Erfolg hin oder her: Vor deren Premiere hatte die Branche skeptisch geunkt: Den in Wien uraufgeführten Stoff kenne kaum jemand. Auch Tourismusmanager haben nach den Hitmusicals "Mamma Mia!" (Abba), "We Will Rock You" (Queen) oder "Ich war noch niemals in New York" an der Zugkraft des Krimi-Stücks gezweifelt. Immerhin beträgt der Anteil der Musical-Besucher in manchen Innenstadthotels an Wochenenden bis zu 70 Prozent. Mit dem düster und aufwendig produzierten Stück "Rebecca" "sind wir ein großes Risiko eingegangen", räumt Johannes Mock-O'Hara ein. Das gelte umso mehr, als die Stage als privatwirtschaftlich geführtes Unternehmen ihre Theater ohne staatliche Hilfen bespiele.

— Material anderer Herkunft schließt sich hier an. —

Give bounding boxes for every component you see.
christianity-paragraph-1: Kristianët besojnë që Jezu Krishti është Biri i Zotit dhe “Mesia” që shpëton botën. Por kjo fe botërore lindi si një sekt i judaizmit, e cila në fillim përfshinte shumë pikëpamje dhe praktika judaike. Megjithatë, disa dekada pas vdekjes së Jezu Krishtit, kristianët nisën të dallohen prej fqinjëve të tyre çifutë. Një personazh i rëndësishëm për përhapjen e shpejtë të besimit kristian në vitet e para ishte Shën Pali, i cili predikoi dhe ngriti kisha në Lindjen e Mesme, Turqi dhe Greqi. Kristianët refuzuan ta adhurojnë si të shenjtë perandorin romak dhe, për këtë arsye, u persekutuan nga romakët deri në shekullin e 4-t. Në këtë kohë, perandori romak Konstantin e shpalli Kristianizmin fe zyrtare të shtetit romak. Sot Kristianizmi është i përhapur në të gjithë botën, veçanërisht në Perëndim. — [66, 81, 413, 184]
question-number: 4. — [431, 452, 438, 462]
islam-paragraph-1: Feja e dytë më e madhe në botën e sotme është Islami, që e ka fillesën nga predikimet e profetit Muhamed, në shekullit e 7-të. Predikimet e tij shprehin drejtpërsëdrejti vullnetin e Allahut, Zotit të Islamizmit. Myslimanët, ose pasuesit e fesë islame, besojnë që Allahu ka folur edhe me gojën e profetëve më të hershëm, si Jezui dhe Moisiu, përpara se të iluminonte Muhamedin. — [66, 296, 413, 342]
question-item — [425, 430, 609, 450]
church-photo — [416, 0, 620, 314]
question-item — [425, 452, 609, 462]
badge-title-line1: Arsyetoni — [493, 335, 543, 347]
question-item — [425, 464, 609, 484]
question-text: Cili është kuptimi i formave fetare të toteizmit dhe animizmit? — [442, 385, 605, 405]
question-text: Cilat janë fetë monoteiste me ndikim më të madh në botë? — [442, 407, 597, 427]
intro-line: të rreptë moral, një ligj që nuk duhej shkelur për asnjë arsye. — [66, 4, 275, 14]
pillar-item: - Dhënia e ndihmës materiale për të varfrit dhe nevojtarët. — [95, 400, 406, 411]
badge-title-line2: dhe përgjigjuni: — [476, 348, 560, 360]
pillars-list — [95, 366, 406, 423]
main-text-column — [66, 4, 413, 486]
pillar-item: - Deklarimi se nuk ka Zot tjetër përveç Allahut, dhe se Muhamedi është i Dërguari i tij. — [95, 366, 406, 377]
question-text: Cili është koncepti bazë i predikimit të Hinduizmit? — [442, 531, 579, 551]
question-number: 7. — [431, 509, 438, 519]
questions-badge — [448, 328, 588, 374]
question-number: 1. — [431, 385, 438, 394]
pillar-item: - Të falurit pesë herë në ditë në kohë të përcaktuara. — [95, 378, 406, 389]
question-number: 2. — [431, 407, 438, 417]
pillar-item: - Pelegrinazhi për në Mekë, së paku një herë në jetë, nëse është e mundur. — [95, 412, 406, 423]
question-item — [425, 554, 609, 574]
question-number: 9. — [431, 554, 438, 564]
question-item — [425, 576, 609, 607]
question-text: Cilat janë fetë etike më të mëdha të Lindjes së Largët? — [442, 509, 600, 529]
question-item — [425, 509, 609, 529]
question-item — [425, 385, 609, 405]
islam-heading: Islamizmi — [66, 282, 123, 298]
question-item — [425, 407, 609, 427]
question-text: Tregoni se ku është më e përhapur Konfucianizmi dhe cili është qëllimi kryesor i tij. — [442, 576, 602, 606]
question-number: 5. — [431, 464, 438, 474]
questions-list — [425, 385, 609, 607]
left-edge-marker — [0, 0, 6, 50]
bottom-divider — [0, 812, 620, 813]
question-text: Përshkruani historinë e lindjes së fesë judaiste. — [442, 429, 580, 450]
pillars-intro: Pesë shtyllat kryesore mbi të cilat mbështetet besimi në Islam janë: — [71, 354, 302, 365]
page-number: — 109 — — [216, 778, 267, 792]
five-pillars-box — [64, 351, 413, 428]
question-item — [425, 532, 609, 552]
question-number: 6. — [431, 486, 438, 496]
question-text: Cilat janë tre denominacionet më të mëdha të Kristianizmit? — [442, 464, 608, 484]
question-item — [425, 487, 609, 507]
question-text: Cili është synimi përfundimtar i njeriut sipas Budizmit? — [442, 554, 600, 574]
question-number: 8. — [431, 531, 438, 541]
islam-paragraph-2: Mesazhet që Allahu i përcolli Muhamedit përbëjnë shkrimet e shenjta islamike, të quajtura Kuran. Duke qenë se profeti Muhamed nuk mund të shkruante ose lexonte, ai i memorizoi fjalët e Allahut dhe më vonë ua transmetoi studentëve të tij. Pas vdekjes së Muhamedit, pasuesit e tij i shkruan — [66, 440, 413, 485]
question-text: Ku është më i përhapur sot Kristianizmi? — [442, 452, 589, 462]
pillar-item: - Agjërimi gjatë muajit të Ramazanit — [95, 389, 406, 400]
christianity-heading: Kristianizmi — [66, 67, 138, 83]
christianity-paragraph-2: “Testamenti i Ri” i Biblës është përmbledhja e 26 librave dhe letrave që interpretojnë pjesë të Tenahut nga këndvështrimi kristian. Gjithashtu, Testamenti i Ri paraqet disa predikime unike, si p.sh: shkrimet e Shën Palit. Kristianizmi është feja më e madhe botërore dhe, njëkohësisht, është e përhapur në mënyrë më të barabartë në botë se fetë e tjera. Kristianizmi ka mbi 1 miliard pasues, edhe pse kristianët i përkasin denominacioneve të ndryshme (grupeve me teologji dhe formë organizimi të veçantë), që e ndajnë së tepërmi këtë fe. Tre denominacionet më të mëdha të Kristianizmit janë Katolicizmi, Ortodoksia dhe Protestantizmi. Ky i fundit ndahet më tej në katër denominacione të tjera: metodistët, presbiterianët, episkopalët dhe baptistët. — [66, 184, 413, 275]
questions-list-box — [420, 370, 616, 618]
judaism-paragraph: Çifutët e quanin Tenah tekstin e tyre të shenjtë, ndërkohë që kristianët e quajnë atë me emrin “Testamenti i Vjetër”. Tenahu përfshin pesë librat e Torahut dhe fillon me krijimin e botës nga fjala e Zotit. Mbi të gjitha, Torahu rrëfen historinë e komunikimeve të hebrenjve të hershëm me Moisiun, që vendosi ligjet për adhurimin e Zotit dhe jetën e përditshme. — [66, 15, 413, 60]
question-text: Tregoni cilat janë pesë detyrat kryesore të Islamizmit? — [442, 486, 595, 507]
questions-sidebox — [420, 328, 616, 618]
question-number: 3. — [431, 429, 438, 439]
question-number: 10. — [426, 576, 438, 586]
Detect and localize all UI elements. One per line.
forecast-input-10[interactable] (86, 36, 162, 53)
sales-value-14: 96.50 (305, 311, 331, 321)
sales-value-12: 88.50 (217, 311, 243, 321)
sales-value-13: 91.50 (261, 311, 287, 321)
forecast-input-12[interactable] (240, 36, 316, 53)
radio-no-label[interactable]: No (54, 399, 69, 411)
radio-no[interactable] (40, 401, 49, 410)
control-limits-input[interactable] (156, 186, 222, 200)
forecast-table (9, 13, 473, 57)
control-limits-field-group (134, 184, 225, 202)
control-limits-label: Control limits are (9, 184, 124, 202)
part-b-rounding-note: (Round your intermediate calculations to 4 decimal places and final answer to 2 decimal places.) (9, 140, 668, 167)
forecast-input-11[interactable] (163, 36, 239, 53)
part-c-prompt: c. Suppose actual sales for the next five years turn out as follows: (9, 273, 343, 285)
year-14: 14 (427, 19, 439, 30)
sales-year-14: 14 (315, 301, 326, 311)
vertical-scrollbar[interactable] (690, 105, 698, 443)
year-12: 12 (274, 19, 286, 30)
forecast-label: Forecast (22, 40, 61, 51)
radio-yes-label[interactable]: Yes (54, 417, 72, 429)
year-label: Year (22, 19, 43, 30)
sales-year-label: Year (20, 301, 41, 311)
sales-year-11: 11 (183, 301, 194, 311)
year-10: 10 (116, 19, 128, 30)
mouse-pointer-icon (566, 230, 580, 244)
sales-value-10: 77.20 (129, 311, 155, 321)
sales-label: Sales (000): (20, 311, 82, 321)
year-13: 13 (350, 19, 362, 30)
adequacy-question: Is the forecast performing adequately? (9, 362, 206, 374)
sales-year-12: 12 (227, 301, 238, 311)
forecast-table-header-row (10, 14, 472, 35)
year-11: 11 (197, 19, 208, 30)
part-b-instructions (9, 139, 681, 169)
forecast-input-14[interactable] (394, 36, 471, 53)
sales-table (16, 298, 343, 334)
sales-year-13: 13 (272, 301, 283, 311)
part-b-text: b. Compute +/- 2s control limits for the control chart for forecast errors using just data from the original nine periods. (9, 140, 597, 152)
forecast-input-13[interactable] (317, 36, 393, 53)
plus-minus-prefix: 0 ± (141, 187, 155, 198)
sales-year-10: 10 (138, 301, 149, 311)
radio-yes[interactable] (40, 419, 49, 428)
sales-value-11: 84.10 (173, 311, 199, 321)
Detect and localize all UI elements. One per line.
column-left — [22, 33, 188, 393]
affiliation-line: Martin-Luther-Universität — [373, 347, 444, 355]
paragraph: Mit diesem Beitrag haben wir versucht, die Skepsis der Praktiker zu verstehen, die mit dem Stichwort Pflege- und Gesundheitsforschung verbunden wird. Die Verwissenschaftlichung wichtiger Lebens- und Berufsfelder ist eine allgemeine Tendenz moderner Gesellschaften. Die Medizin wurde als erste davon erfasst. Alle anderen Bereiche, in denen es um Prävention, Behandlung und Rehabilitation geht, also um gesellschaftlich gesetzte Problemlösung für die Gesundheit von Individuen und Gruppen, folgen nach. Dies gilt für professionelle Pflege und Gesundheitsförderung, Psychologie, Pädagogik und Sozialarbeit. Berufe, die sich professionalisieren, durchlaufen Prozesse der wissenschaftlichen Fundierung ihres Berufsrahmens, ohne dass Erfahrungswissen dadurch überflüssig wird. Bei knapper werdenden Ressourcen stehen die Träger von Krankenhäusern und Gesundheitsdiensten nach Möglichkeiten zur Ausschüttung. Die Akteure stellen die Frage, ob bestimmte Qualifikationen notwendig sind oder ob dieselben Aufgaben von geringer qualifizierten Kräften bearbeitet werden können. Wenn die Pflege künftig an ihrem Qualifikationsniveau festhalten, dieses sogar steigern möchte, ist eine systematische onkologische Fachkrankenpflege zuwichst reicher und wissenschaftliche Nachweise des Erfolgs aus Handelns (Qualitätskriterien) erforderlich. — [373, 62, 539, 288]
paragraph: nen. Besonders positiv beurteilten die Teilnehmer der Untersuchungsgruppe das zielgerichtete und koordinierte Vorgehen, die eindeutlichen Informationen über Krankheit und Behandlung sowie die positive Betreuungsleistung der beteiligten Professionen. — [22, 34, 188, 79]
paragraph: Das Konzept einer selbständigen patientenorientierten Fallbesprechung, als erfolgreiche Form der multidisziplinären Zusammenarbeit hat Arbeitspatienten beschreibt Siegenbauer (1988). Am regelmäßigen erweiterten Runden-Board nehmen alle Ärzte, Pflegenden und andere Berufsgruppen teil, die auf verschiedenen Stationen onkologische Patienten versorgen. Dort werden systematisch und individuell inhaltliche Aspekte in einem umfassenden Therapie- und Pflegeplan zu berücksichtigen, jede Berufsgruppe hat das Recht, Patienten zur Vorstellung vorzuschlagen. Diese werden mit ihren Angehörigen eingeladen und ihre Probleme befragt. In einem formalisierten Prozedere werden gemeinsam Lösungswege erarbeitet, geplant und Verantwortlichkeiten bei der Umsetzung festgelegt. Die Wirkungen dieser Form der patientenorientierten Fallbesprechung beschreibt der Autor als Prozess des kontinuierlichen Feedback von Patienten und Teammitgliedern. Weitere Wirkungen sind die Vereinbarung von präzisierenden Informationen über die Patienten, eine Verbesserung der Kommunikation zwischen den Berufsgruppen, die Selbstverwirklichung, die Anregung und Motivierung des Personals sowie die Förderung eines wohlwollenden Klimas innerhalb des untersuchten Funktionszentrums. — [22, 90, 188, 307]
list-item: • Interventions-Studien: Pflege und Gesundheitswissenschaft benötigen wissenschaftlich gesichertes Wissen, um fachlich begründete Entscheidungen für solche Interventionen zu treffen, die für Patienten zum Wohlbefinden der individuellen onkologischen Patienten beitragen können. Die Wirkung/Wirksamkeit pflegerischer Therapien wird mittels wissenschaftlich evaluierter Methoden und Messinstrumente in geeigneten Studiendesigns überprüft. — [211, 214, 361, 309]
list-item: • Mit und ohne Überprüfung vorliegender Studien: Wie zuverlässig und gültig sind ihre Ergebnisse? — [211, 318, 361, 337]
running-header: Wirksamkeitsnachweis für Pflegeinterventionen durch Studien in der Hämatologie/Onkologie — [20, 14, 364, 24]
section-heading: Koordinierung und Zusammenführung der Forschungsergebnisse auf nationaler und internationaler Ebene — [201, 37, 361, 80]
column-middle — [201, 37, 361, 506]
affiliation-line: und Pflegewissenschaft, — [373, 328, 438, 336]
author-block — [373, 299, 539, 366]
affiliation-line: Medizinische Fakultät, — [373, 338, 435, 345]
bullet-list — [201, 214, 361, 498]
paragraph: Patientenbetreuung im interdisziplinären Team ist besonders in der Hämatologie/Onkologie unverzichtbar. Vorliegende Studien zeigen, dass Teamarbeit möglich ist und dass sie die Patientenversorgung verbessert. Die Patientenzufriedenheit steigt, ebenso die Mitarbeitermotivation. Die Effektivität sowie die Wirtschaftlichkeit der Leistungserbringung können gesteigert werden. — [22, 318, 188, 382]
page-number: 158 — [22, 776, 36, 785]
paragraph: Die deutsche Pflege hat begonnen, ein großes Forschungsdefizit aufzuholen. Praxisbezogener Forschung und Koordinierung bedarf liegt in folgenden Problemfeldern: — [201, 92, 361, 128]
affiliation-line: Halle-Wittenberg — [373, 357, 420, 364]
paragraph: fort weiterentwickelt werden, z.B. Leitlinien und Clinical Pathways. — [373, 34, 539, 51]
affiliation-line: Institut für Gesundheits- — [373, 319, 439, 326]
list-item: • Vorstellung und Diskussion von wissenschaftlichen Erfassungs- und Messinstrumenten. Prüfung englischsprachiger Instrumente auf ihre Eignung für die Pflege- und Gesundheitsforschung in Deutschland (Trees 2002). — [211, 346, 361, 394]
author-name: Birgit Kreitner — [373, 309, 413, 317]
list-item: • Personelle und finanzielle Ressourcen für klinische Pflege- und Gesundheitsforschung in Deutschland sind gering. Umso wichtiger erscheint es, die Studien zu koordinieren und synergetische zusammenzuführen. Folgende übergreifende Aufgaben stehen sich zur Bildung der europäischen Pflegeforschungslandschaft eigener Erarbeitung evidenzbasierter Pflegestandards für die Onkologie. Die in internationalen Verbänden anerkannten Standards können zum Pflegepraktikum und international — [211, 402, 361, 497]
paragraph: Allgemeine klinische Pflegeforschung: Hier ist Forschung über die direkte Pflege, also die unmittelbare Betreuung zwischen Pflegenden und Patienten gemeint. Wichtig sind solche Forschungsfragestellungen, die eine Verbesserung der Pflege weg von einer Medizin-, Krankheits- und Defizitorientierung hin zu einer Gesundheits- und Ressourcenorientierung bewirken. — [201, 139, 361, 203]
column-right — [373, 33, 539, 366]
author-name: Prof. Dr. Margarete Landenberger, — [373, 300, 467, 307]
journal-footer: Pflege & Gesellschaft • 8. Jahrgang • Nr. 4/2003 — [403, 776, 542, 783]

Stuttgarts Touristik-Direktor Armin Dellnitz kann mit Blick auf Städtereisen dem Dilemma auch Positives abgewinnen: "Die Geschichte von Rebecca ist spannend erzählt, das Musical hebt sich deutlich von den üblichen Musicals ab. Diese beiden Gründe kompensieren meiner Meinung nach dessen geringe Bekanntheit."

Bei einer Welturaufführung in Stuttgart mit regionalen Helden würden Dellnitz derlei Gedanken vermutlich nicht umtreiben.